I worked for the state once and the number of times I had to put my foot down for security was appalling. We're talking like getting web services updated to use basic password auth could take months and I'd be pressured by management to ignore it because some asshat using the service doesn't want to update their 30 year old batch file to deal with auth. Other people would regularly push things that could easily expose thousands of people's identifying info just to get management off their backs. A couple projects I think I was specifically kept away from because they were "mission critical" and they didn't want me slowing it down with trivial stuff like not leaking unencrypted databases...
“Looks like there's a broken link on this page. No problem, we can get that fixed up in a day or two after we tackle the 32 vulnerabilities that cropped up since the last time we changed that page."
That is something I just don't get. I'm a hobbyist turned pro turned hobbyist. The only people who I ever offered my services to were either after one of my very narrow specialties where I was actually an expert or literally could not afford a "real" programmer.
I never found proper security to have any impact on my productivity. Even going back to my peak years in the first decade of this century, there was so much easily accessible information, so many good tutorials, and so many good products that even my prototypes incorporated the basics:
Encrypt the data at rest
Encrypt the data in transit
No shared accounts at any level of access
Full logging of access and activity.
Before rollout, back up and recovery procedures had to be demonstrated effective and fully documented.
Edited to add:
It's like safety in the workplace. If it's always an add-on, it will always be of limited effectiveness and reduce productivity. If it's built in to the process from the ground up, it's extremely effective and those doing things unsafely will be the productivity drain.
Dependencies, scope creep, feature creep, off by one errors, misconfiguration, unclear/unenforced contracts/invariants... Most of those are trivial to solve at small scale, but the more moving parts you have, the more complex it becomes
Why is it that security guys always think their issues are more important than any other issues?
Like well done you, you ran an automated tool over the codebase and it picked up some outdated dependencies.
We cant just update these dependencies because the newer versions have breaking changes and we already have a backlog of 32767 issues to deal with.
It's not security debt, it's just general technical debt.
Why is the issue that is only exploitable in a contorted scenario where the user has broken out of a VM and gained root on the hypervisor more important than the issue preventing our largest customer from tripling their volume on our platform?
Not to mention the joke that's been made of the CVE system due to resume padding by the security industry...
Generally a regular issue is much less likely to get you hacked.
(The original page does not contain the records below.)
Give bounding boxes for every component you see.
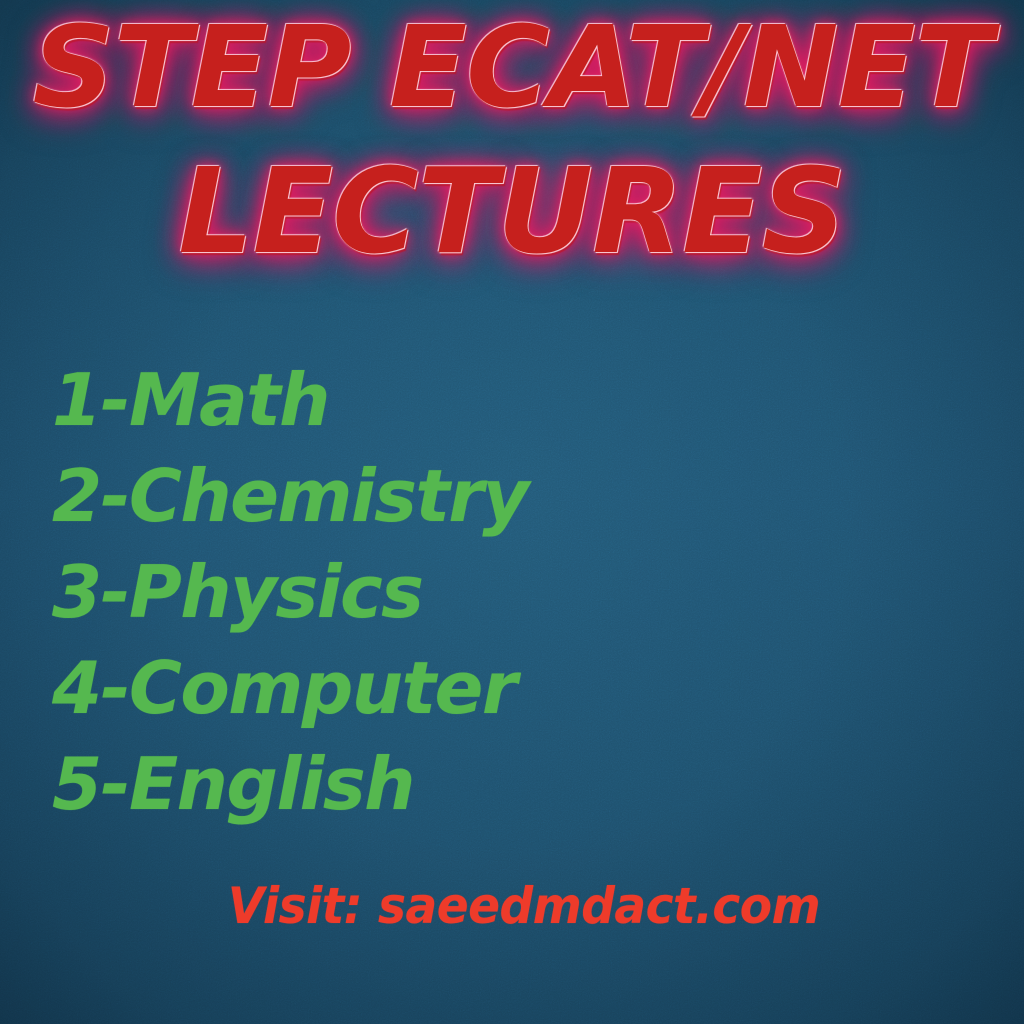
list-item: 2-Chemistry	[52, 448, 1004, 544]
poster-canvas: STEP ECAT/NET LECTURES 1-Math 2-Chemistr…	[0, 0, 1024, 1024]
title-line-primary: STEP ECAT/NET	[0, 14, 1024, 124]
title-line-secondary: LECTURES	[0, 154, 1024, 270]
website-visit-text: Visit: saeedmdact.com	[228, 880, 820, 933]
list-item: 1-Math	[52, 352, 1004, 448]
poster-title: STEP ECAT/NET LECTURES	[0, 14, 1024, 269]
list-item: 3-Physics	[52, 544, 1004, 640]
poster-content: STEP ECAT/NET LECTURES 1-Math 2-Chemistr…	[0, 0, 1024, 1024]
list-item: 4-Computer	[52, 640, 1004, 736]
subject-list: 1-Math 2-Chemistry 3-Physics 4-Computer …	[52, 352, 1004, 832]
footer: Visit: saeedmdact.com	[0, 880, 1024, 933]
list-item: 5-English	[52, 736, 1004, 832]
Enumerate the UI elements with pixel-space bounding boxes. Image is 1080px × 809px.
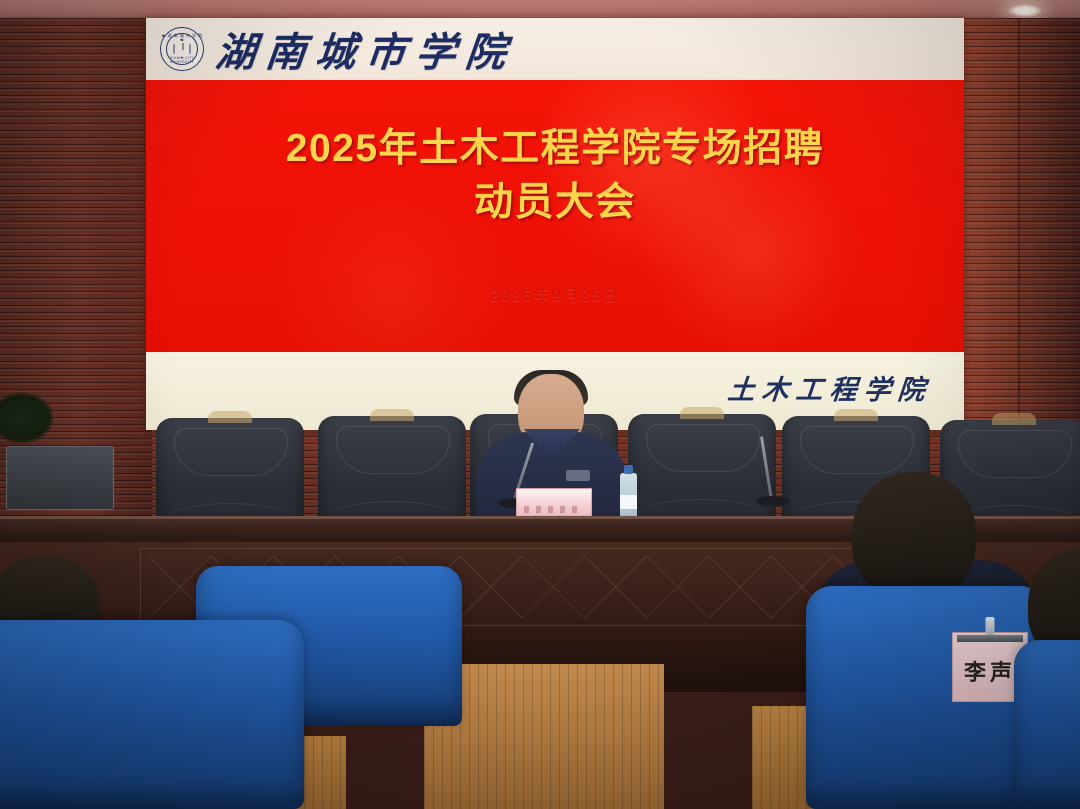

Security issues often come with legal liability which is why a bad security department will act overly important and stomp around demanding changes be made right the fuck now.
But I do get it, a good security team should be enabling their dev teams to solve issues in the least disruptive way possible, not just thrown them work and barking orders.
In some places I have worked, the sec teans will find an issue and push PRs to fix them, explaining the security concern, and requesting only a review and merge.